The Skills Matrix Revolution
We completely overhauled our hiring and development approach:
Technical Foundation (40%)
Core competencies in their primary discipline
Continuous learning and certification maintenance
Deep problem-solving abilities within their domain
Operational Awareness (30%)
Understanding of business processes and workflows
Knowledge of how technical systems support business operations
Ability to assess the business impact of technical decisions
Communication Skills (20%)
Translate technical concepts into business language
Listen actively to understand underlying business needs
Collaborate effectively across disciplines
Strategic Thinking (10%)
See the bigger picture beyond immediate technical fixes
Understand client business models and challenges
Think proactively about future needs and opportunities
The Bottom Line: Systems Thinking Wins
The most successful MSPs understand that they are not in the business of fixing technical problems. They are in the business of solving operational challenges that happen to have technical components.
Your technical expertise is the foundation, but it is not the whole building.

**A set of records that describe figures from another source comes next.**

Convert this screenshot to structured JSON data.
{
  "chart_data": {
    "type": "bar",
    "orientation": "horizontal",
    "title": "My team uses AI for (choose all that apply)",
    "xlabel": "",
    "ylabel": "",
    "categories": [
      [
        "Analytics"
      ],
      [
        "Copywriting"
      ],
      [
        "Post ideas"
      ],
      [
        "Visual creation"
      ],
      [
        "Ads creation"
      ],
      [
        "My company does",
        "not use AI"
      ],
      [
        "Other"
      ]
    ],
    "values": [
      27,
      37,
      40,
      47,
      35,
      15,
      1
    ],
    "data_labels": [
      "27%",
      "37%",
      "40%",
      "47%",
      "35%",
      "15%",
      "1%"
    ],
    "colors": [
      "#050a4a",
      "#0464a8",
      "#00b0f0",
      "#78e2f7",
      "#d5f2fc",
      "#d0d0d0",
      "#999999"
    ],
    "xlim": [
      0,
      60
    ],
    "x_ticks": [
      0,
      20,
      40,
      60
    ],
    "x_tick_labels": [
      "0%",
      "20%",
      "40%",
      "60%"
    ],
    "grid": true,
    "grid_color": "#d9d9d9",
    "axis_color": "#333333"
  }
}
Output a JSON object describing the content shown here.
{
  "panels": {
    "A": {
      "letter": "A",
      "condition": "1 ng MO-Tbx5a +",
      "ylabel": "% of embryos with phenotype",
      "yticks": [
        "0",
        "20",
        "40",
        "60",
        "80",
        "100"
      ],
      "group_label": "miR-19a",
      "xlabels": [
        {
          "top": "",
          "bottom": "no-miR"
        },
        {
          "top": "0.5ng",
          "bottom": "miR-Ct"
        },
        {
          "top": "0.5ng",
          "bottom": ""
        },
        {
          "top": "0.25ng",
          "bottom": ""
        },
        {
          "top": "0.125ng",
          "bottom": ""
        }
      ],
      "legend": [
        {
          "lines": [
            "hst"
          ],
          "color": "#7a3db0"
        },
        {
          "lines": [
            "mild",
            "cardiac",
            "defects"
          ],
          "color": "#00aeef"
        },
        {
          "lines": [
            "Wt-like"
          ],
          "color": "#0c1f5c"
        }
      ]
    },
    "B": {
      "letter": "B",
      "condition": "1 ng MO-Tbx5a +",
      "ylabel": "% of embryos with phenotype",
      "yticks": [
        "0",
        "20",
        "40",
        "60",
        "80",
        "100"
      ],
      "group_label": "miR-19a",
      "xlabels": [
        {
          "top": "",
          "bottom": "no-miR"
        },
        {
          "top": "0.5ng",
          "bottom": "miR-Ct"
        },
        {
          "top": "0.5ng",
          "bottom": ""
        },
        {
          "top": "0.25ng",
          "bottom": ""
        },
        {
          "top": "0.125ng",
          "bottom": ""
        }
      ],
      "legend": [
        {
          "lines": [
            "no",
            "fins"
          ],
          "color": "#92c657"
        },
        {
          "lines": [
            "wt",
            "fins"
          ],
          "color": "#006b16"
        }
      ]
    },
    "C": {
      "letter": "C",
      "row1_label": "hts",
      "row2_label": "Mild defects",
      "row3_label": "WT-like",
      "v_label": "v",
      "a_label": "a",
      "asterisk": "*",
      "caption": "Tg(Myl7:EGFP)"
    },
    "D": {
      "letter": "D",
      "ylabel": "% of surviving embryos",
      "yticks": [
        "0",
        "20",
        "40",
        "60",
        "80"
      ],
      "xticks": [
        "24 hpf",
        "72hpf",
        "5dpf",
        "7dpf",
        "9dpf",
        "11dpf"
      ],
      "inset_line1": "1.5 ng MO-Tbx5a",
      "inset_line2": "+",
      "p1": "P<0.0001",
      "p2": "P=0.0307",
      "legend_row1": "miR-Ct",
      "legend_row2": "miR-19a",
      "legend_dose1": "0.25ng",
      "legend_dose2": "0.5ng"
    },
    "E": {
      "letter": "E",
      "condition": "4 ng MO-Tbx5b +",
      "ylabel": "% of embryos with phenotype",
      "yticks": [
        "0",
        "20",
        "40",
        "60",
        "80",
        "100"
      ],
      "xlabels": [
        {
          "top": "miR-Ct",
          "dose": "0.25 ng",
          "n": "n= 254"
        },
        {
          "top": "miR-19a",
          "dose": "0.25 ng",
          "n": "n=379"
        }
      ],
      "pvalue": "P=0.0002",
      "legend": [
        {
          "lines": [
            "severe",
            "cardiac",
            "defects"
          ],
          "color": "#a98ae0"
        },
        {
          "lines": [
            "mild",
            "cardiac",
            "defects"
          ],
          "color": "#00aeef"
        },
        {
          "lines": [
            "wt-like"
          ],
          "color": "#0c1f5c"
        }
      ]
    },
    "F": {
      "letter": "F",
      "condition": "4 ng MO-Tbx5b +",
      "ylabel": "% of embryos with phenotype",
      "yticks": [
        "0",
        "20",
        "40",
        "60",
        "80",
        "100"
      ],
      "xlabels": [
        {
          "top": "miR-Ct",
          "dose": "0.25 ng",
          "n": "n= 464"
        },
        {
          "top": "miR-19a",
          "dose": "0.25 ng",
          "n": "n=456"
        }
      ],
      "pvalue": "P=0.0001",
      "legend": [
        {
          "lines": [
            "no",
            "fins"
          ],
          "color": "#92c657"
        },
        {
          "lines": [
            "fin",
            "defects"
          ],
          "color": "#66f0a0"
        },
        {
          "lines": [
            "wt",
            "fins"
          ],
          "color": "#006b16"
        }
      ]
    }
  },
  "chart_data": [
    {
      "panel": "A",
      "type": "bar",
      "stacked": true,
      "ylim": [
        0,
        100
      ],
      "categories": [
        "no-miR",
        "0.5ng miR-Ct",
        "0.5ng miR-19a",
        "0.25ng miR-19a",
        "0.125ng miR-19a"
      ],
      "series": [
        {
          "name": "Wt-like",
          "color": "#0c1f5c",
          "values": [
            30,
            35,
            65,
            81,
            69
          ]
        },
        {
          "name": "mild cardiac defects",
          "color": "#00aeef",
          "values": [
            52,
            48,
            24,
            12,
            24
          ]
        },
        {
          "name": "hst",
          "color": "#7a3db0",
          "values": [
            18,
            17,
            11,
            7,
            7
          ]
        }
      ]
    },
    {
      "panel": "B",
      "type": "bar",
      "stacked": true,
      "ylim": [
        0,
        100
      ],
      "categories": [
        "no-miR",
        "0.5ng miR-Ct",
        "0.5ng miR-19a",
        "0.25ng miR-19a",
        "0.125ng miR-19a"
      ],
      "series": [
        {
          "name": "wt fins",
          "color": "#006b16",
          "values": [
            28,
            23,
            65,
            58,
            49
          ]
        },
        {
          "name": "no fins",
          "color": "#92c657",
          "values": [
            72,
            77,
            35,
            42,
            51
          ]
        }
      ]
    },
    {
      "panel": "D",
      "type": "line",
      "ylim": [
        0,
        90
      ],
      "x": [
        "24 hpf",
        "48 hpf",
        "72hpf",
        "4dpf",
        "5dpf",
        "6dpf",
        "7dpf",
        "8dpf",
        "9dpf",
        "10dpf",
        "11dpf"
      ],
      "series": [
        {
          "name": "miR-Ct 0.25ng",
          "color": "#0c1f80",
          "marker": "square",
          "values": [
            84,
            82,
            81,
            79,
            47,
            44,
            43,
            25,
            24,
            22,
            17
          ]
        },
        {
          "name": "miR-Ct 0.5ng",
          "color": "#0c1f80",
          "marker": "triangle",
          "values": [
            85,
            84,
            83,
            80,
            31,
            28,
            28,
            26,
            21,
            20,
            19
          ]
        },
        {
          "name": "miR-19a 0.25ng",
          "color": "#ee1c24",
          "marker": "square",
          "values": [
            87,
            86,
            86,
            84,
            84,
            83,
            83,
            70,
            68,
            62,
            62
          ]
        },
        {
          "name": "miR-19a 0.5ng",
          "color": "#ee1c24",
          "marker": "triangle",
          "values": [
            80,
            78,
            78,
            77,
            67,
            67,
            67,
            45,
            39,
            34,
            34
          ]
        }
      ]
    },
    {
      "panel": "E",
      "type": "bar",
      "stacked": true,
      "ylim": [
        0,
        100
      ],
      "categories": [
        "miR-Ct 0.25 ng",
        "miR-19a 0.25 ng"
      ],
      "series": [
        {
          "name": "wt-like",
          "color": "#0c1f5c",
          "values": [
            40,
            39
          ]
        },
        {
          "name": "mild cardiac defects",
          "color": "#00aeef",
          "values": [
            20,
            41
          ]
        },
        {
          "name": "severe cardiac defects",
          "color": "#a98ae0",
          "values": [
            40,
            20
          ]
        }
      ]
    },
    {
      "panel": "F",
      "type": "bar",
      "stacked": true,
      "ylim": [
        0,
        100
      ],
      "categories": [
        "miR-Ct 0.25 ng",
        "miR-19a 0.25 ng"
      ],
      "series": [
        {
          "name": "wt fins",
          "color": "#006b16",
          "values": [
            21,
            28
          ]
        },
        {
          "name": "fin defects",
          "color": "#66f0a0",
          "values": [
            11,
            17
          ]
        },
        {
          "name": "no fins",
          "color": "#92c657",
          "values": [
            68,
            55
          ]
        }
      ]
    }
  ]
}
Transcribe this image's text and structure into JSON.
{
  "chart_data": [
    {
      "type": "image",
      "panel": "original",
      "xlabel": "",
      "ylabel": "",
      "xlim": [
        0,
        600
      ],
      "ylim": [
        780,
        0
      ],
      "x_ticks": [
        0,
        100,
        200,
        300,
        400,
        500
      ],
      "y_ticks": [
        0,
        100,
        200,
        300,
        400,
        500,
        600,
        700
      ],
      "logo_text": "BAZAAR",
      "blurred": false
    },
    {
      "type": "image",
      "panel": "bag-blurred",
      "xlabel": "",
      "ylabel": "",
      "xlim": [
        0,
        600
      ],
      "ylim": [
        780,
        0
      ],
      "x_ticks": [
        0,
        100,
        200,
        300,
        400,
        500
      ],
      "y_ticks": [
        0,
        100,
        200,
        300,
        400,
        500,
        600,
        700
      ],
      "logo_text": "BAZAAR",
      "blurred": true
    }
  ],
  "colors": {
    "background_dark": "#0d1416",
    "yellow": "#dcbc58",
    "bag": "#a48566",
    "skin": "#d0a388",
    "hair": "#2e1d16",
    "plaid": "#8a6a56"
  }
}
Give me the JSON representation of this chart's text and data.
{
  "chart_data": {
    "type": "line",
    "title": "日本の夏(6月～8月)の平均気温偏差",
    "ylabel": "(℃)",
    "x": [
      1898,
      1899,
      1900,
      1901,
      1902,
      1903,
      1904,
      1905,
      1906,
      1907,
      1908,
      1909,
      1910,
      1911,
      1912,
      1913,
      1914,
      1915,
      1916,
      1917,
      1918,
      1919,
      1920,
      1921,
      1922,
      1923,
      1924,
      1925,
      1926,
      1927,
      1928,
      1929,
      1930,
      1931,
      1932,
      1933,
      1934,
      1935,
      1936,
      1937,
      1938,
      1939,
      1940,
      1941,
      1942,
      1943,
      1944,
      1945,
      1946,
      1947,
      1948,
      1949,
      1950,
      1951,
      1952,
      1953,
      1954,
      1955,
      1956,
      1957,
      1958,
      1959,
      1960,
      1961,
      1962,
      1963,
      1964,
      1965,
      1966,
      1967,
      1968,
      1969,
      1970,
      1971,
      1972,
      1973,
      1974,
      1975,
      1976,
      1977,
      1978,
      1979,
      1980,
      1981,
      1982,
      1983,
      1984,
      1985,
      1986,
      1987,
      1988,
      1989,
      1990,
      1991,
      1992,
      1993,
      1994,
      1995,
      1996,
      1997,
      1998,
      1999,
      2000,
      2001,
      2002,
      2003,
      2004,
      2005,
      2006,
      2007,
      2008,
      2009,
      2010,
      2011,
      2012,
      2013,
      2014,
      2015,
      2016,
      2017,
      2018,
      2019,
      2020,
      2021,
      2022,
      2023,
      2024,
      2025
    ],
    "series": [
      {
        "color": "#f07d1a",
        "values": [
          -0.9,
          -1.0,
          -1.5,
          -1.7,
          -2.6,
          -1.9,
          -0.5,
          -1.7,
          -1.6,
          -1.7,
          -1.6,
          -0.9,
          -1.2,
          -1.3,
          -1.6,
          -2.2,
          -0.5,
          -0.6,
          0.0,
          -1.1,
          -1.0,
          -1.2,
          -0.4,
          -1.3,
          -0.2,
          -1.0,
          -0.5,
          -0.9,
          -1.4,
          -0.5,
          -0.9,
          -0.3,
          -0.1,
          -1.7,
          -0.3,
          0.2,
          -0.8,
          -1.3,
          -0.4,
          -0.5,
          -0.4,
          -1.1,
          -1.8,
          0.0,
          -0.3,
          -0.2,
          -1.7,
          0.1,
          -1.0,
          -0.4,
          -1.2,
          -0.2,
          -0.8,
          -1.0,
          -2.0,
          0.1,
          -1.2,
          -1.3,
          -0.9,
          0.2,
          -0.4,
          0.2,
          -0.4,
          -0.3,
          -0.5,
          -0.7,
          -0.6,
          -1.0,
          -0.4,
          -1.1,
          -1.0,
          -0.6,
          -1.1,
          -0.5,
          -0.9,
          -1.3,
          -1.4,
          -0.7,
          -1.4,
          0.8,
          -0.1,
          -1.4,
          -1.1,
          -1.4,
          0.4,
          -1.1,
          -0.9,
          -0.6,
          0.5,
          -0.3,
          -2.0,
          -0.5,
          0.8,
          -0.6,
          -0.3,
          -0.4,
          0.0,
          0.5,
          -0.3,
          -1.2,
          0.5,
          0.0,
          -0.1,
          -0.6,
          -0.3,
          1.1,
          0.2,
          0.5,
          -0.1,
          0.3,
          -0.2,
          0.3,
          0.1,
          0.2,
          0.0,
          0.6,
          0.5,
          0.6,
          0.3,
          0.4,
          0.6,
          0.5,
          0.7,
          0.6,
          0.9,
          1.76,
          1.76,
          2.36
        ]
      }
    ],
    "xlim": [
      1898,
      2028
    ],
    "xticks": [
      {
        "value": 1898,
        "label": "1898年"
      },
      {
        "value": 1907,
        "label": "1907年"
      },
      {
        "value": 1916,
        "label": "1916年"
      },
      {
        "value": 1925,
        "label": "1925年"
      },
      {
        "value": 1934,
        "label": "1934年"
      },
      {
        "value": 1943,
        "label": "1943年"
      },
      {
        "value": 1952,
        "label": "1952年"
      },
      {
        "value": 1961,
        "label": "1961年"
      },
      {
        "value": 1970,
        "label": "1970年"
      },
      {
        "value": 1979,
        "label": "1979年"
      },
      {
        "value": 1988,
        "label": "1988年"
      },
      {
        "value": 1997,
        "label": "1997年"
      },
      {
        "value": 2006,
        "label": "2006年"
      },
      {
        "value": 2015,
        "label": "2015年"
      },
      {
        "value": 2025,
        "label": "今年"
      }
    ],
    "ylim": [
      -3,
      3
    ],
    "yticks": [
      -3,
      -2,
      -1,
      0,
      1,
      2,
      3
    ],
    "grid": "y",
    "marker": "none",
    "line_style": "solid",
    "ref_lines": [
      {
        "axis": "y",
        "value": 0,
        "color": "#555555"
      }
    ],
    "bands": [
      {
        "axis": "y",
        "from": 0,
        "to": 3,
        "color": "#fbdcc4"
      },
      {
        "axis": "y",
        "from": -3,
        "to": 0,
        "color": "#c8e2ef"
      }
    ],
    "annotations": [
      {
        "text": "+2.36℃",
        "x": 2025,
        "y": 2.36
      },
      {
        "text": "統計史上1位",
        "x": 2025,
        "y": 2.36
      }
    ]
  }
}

The real value comes from understanding how all the pieces fit together – technical, operational, and human.
Your Action Plan: Building Beyond Technical
Audit Your Current Team
Map out each team member's technical skills
Identify gaps in operational and business awareness
Look for opportunities to cross-train and broaden perspectives
Revise Your Hiring Criteria
Add operational awareness questions to technical interviews
Test candidates' ability to explain technical concepts in business terms
Look for evidence of collaborative problem-solving
Create Cross-Functional Projects
Pair technical specialists with client-facing team members
Rotate engineers through different client engagements
Encourage participation in business planning discussions
Develop Business Acumen
Train technical staff on common business processes
Share client feedback and business impact metrics
Include operational context in all technical training
Final Thought: The Human Element Always Wins
Remember this: customers do not buy technical solutions; they buy solutions to their problems.
The moment your team understands this distinction, everything changes. Technical problems become business opportunities. System failures become chances to demonstrate value.
Complex technical environments become streamlined operational advantages.
Stop hiring just for technical skills. Start building teams that solve human problems.
→ Review your last three challenging client situations. How many were purely technical vs operational/communication issues?
→ Assess your current team's balance of technical vs operational skills.
→ Create a development plan to enhance business awareness across your technical team.